You may or may not know this, but Sims 3 (and a host of expansion packs) is available for download online for $25–a small price to pay to relive the glory days of your youth. The nostalgia alone from the fact that the game takes two hours to load, once opened, is enough to reduce me to tears every time. Nothing makes a late-90s, early-2000s kid happier than drowning their virtual likeness in their massive pool, and trying to make the Grim Reaper take their unwanted love child instead. But playing The Sims does have its downsides. No matter how similar you make you and your Sim, you will never be able to type “rosebud;:;:” in the upper-left-hand corner of your life and get millions of dollars to buy thousands of genie lamps. Here are the top 5 reasons your Sim’s life is better than yours:
Ever wished that instead of a waitress making minimum wage and living for tips, you could be a world famous chef worth millions? According to The Sims, all you have to do is read a cookbook, and wait for your boss to call with your next promotion. Wish that instead of a test subject for other people’s experiments, you could be a top scientist working on curing the latest global epidemic? Easy, play chess with your neighbors one afternoon! You’ll be amazed at how the logic acquired from your game translates directly to your job saving lives with science.
Think $250 a day is too much to pay for a maid? So does your Sim. Luckily, they have an adoption process that requires no paperwork or vetting whatsoever. There are no child education requirements in The Sims world and DCFS basically only shows up if you starve the kid. So why not use your child as your personal housekeeper? No reason. Children can take out the trash, clean up the leftovers from when your Sim “served breakfast,” and even recycle the newspapers that have accumulated on your lawn because the paper boy just can’t take a hint.
3. Car Service
Remember the waitress and test subject from before? Well, in real life, they have to drive in traffic, or take the bus/subway to work. In The Sims, a nice car shows up every morning to drive them to work free of charge–no matter what they do for a living. Actually, cars take your Sims everywhere. Got the celebrity expansion pack? Car service will take you to the magical adjacent neighborhood where everyone is a famous and/or aspiring, singer, actress or model. The vacation expansion? A nice black limo will show up to take you to your snow lodge or tropical getaway. Forget healthcare, I hope whoever runs in 2016 does so on the platform of universal car service.
4. The Clothing
Above all else, your Sims have a better life than you because they live in a world where it is entirely acceptable to wear the same outfit every day of your life. It’s okay that you only want to wear jeans and your cool Smashmouth T-Shirt every day. The lady across the street is wearing a sundress and string of pearls that she never takes off. Her husband only wears his speedo. But, guess what? No one cares. And if, worst comes to absolute worst, and you do have to change clothes for, say, your job. The painstaking process of removing your clothing and finding another outfit and putting that outfit on is entirely irrelevant! All you have to do is spin around and Voila! 5 seconds later you are wearing your lab coat and your old ensemble has miraculously put itself back in your dresser.

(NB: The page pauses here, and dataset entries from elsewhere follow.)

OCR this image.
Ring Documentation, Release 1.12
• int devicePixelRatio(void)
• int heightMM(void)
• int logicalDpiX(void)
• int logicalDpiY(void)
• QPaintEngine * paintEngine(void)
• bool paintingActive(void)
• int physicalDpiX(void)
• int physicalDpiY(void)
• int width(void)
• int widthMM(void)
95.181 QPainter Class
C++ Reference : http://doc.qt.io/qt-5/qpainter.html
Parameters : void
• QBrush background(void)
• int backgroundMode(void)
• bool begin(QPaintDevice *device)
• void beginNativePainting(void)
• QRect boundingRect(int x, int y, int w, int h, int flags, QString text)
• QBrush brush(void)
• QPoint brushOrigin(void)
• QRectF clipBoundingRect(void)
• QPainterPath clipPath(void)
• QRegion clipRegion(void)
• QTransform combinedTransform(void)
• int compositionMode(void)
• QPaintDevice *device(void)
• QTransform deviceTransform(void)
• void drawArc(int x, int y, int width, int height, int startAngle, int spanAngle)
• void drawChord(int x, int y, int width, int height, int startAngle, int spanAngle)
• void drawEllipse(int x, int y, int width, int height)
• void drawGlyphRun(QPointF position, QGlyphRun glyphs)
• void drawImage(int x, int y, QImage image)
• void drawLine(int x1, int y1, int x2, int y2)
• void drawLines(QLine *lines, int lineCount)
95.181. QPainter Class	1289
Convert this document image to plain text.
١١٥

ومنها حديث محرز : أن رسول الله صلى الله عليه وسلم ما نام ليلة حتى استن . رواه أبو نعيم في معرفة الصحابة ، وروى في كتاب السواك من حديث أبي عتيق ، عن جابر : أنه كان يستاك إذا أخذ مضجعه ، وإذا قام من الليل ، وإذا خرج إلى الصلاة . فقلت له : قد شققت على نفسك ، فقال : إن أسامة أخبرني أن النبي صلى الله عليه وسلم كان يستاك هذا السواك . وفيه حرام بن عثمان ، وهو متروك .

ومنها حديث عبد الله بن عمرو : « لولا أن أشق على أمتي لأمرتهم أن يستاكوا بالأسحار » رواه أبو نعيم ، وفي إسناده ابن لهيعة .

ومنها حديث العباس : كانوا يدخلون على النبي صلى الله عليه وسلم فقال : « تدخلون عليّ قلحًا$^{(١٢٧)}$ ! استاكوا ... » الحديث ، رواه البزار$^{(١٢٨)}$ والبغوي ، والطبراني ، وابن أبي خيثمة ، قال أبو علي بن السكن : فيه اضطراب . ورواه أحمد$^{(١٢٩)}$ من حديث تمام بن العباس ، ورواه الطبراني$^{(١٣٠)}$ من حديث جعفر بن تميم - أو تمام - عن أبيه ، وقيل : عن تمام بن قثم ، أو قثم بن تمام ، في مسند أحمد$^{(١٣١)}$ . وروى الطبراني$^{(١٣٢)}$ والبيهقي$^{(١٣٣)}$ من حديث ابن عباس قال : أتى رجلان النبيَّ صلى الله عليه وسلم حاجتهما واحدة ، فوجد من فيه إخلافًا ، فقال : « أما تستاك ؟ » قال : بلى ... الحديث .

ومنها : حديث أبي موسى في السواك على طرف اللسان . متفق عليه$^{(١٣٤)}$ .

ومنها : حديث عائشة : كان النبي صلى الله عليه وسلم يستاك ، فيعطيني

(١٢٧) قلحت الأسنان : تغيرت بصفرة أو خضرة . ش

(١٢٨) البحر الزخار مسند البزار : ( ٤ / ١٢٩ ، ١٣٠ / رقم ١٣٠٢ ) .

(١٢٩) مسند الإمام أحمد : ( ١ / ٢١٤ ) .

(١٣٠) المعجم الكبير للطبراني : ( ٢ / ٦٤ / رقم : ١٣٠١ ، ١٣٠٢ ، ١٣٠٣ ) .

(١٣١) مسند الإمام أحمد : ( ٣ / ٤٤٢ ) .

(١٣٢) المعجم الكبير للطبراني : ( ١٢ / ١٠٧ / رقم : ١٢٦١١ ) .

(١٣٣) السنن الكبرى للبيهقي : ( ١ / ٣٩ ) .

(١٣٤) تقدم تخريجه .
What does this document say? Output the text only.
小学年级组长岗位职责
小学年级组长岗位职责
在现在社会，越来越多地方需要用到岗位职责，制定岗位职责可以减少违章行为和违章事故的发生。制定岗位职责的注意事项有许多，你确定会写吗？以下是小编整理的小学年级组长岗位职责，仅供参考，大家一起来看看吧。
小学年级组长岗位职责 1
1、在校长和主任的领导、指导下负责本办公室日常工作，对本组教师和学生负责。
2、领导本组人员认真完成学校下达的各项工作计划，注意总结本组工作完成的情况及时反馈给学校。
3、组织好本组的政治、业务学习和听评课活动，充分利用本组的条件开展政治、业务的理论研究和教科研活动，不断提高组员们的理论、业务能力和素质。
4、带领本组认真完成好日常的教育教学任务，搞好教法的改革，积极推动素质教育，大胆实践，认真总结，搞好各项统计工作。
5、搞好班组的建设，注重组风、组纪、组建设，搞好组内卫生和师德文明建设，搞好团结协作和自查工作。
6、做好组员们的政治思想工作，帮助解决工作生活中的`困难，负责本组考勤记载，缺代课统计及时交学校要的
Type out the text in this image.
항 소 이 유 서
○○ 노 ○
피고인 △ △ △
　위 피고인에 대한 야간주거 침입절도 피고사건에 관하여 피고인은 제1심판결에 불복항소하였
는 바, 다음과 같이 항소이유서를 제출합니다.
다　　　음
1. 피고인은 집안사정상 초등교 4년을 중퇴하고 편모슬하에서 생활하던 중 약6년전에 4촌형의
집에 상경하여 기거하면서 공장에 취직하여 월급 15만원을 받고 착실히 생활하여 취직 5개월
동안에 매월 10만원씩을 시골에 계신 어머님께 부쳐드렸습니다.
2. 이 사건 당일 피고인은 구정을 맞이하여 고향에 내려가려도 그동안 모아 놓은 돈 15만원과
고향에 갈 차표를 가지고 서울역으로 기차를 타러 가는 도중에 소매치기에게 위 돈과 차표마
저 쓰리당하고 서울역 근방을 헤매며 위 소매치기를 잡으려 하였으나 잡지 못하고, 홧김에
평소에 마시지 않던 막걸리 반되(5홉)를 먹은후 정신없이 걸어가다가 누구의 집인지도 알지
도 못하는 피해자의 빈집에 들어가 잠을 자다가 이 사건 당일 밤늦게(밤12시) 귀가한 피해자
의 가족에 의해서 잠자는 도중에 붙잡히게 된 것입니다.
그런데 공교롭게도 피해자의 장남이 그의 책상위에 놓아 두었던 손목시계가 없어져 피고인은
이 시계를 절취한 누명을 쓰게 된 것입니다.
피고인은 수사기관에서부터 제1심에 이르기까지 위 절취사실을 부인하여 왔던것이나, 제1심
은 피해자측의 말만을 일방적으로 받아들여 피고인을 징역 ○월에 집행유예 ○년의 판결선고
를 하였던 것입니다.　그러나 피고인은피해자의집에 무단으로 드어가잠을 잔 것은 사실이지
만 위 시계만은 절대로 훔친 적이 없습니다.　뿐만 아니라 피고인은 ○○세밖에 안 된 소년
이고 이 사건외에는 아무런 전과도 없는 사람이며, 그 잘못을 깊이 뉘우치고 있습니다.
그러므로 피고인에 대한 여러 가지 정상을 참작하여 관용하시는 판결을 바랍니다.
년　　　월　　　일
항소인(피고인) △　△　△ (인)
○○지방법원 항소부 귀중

5. All of The Other Societal Norms
I once had a Sim wet herself in the middle of a marriage proposal and the proposal still happened. I’ve never proposed to anyone, but I think if I did and they wet themselves mid-way through, it might give me pause. I once had a Sim refuse to put down his potato chips as a DCFS lady wandered through the kitchen to take his neglected child. Because, priorities. Tickling someone as a flirting technique is encouraged and showering only becomes a necessity every few days. Think of all the free time you would have if you never changed clothes or showered or worked on anything? Lots more time to paint on your easel, that’s for sure.